Réception française : importance des études littéraires et artistiques
11La traduction des ouvrages pionniers en France se fait dans un premier temps au sein d’un cercle restreint, académique et militant. Parmi les initiatives pionnières dans ces traductions et/ou productions, notons la collection « Le Rayon » dirigée par Guillaume Dustan chez Balland qui, outre Dustan, publia Bourcier, Preciado, Rémès, Wittig entre 1999 et 2003, ou encore les éditions Epel ou La Dispute.
12Les discussions autour de la traduction de « queer » ont montré les difficultés intrinsèques au terme même (Eribon, 1999 ; Bourcier, 2001 ; Perreau, 2018) dont le problème majeur réside dans l’impossibilité de rendre compte du retournement de stigmate initial. Le premier ouvrage traitant réellement de la théorie queer répertorié dans le catalogue de la BnF est Q comme queer (1998). Édité par Gai Kitsch Camp, fondé par le militant gai Patrick Cardon, il rassemble les séminaires du Zoo organisés par Sam Bourcier. Avant cet ouvrage, la circulation du terme entre les États-Unis et la France s’effectue à partir de séminaires et dans le nomadisme international de groupes militants.
13Si les séminaires du Zoo jouent un rôle majeur dans la diffusion française du terme « queer » dès les années 1990, sa réception académique est plus tardive. Les premières thèses qui posent le queer comme objet de recherche sont soutenues en France dans les disciplines littéraires et artistiques. Cela pourrait s’expliquer, concernant les disciplines artistiques (arts du spectacle notamment), par l’aspect performatif du queer, par la création esthétique liée au queer et, dans les disciplines littéraires, par la circulation des études littéraires entre la France et les USA. François Cusset, auteur en 2002 d’un des premiers ouvrages sur la théorie queer en France, se fonde notamment sur son expérience d’enseignant dans un département états-unien de French studies pour réaliser un état des lieux des queer critics portant sur la littérature française. Ces recherches permettent selon lui de repérer dans les textes des signes de subversion (ou de mise en doute) concernant le genre et la sexualité.
14L’importance des études littéraires pour l’importation de la théorie queer en France s’éclaire aussi à partir de l’institutionnalisation des études féministes et de genre qui mobilisent l’intersectionnalité et qui circulent entre les deux pays. Les études littéraires permettent notamment « de désancrer la discipline de son corpus linguistique prédéfini, facilitant sa transposition à d’autres corpus, sans qu’il soit nécessaire d’acquitter le coût d’entrée dans la langue et la connaissance érudite d’un corpus étranger » (Sapiro, Leperlier et Brahimi, 2018, p. 8).
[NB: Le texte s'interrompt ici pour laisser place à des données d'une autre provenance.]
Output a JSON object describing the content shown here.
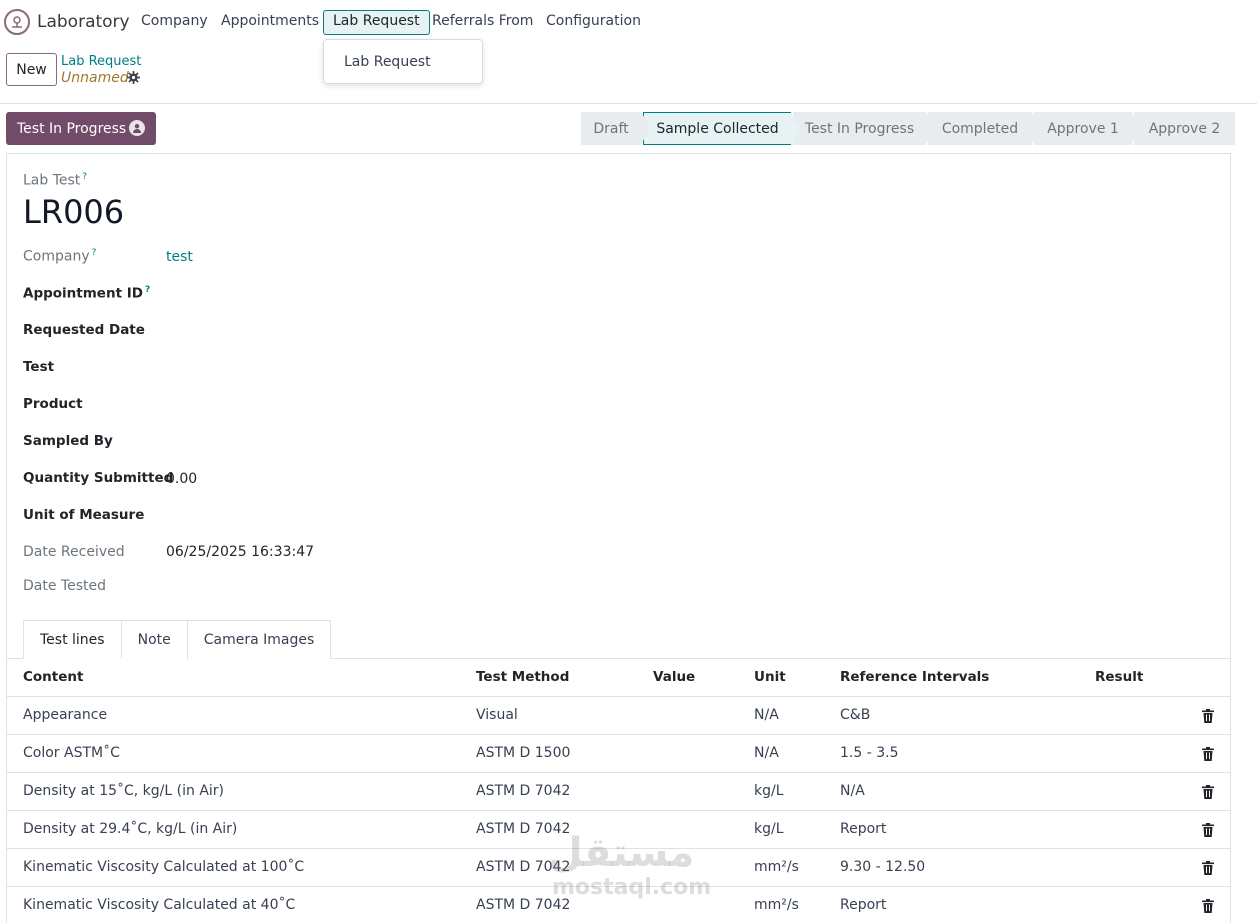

15La réception académique de la théorie queer, via les études littéraires et artistiques, participe à l’élaboration d’une théorie queer française, à sa formalisation et, d’une certaine manière, à la rationalisation de l’utopie sémantique initiale, notamment quand elle se saisit d’un queer performatif qui interrogerait l’art et la littérature comme manière de changer les choses, ou de les dire et de les représenter autrement. Jusqu’en 2005, en effet, les thèses portant à la fois sur la théorie queer et les identités queers en France sont exclusivement soutenues dans des disciplines littéraires, avec une particularité : elles le sont toutes dans des départements de littérature étrangère, plus spécifiquement en études anglophones. C’est donc par la proximité avec la production étasunienne que s’opère le transfert. Tout d’abord, il y a celle de Xavier Lemoine, en 2001, portant sur la naissance et le développement du théâtre queer aux États-Unis, et celle de Jane Gray Sadran sur le genre et les identités sexuelles dans la littérature écossaise contemporaine (2005). James Cespedes Gallego fait exception en 2003 avec sa thèse en études romanes (section 14 du CNU) sur l’autobiographie littéraire espagnole.
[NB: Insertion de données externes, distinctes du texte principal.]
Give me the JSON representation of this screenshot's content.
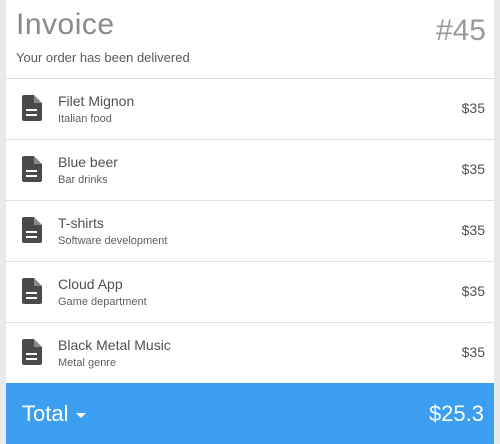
{
  "header": {
    "title": "Invoice",
    "subtitle": "Your order has been delivered",
    "number": "#45"
  },
  "items": [
    {
      "name": "Filet Mignon",
      "category": "Italian food",
      "price": "$35",
      "icon": "document-icon"
    },
    {
      "name": "Blue beer",
      "category": "Bar drinks",
      "price": "$35",
      "icon": "document-icon"
    },
    {
      "name": "T-shirts",
      "category": "Software development",
      "price": "$35",
      "icon": "document-icon"
    },
    {
      "name": "Cloud App",
      "category": "Game department",
      "price": "$35",
      "icon": "document-icon"
    },
    {
      "name": "Black Metal Music",
      "category": "Metal genre",
      "price": "$35",
      "icon": "document-icon"
    }
  ],
  "footer": {
    "total_label": "Total",
    "total_amount": "$25.3",
    "dropdown_icon": "caret-down-icon"
  },
  "colors": {
    "accent": "#3c9ef0",
    "icon": "#4a4a4a"
  }
}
16En additionnant les thèses soutenues dans les départements de sciences du langage, linguistique et phonétique générales (section 7), langues et littératures anciennes (section 8), langue et littérature françaises (section 9), littératures comparées (section 10) et langues et littératures des différentes aires linguistiques et culturelles (sections 11 à 15), 26 thèses sur les 72 soutenues sur la théorie queer ou les identités queer entre 2001 et 2021 le sont dans le cadre des études littéraires. Généralement, ces thèses relèvent soit de la monographie, soit de la littérature comparée. Elles portent sur une analyse du genre et/ou des sexualités dans les œuvres ou les personnages d’un ou plusieurs auteurices : Tennessee Williams (El Majdoubi, 2007), Jean Genet (Vannouvong, 2007), Diderot, Rétif de la Bretonne et Fourier (Samzun, 2013), Dorothy Allison (Gruet, 2013), Manuel Puig (Medel Bao, 2016), Griselda Gambaro, Sylvia Molloy, Perla Suez (Gonzalez, 2016), Doris Lessing, Martha Tikkanen, Virginie Despentes, Stieg Larsson (Rundgren, 2016), Copi (Ferney Vasquez Saenz, 2020), etc. Des thèses en littérature comparée se focalisent sur l’identité sexuelle et raciale4 dans la littérature aux Amériques (Bourse, 2013). Des thèses en sciences du langage portent aussi sur les façons de nommer et de performer le genre ; et les études en civilisation anglaise ou américaine analysent des productions culturelles ou artistiques, comme la thèse de Marcucci qui combine queer studies et cultural studies pour analyser la série Desperate Housewives (Marcucci, 2010).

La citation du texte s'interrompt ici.